Ter uitvoering van de regels bij of krachtens de Arbowet heeft de Staatssecretaris de Beleidsregels arbeidsomstandighedenwetgeving opgesteld. Ingevolge beleidsregel 33, achtste paragraaf, aanhef en onder a, voor zover thans van belang, wordt een boete van € 2.700 opgelegd indien het arbeidsongeval ernstig letsel ten gevolge heeft.
Ingevolge beleidsregel 33, achtste paragraaf, aanhef en onder c, wordt het boetebedrag verlaagd door het te vermenigvuldigen met driekwart als wordt voldaan aan een drietal voorwaarden, te weten:
1°    in de boetebeschikking wordt één beboetbaar feit vermeld,
2°    in de twee jaar voorafgaand aan het arbeidsongeval heeft zich geen ander arbeidsongeval voorgedaan als bedoeld in artikel 1, derde lid, onderdeel i, van de Arbowet 1998 in het bedrijf of de instelling, dan wel, wanneer het gaat om een bedrijf of instelling met meerdere locaties of filialen, op de betreffende locatie of in het betreffende filiaal van het bedrijf of de instelling, en
3°    het beboetbare feit dat de directe aanleiding is geweest voor het arbeidsongeval kan mede aan het slachtoffer worden verweten. Hiervan is sprake als het slachtoffer zich, tegen de instructies van de werkgever in, niet aan de bij of krachtens de Arbowet 1998 opgelegde verplichtingen heeft gehouden.

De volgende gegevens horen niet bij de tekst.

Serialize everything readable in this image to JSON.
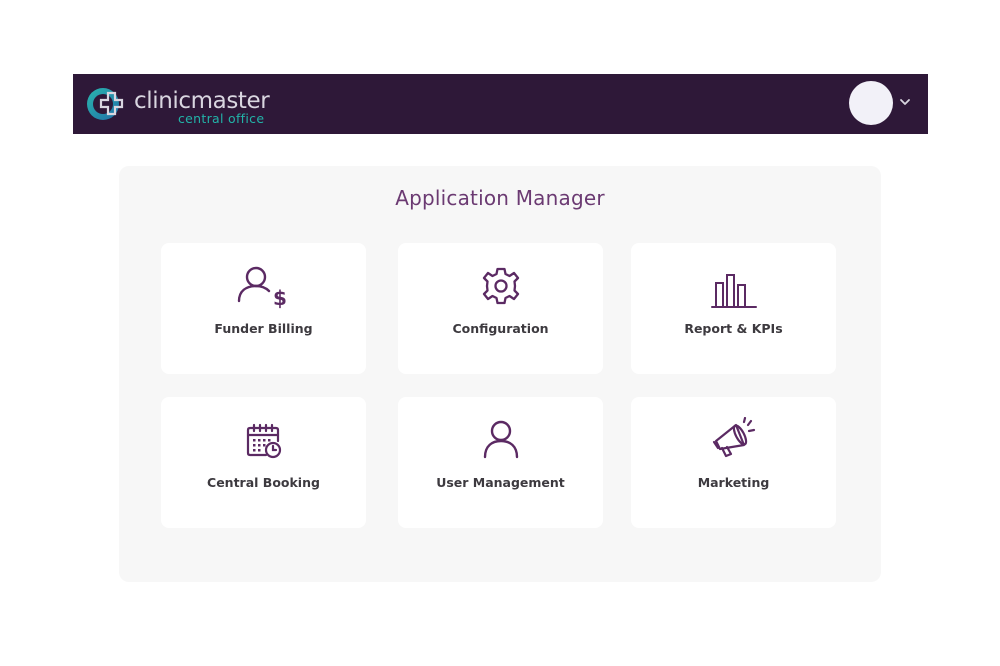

2.2.    Appellante is opgekomen tegen het oordeel van de rechtbank dat de Staatssecretaris bevoegd was tot het opleggen van de boete. Appellante stelt dat haar, anders dan de rechtbank heeft geoordeeld, geen enkel verwijt treft. Zij heeft er alles aan gedaan - onder andere door middel van het geven van veiligheidsinstructies en het opstellen van handboeken ter zake - om de veiligheid in het bedrijf te waarborgen en mocht voorts vertrouwen op de ervaring van de werknemer in kwestie, aldus appellante.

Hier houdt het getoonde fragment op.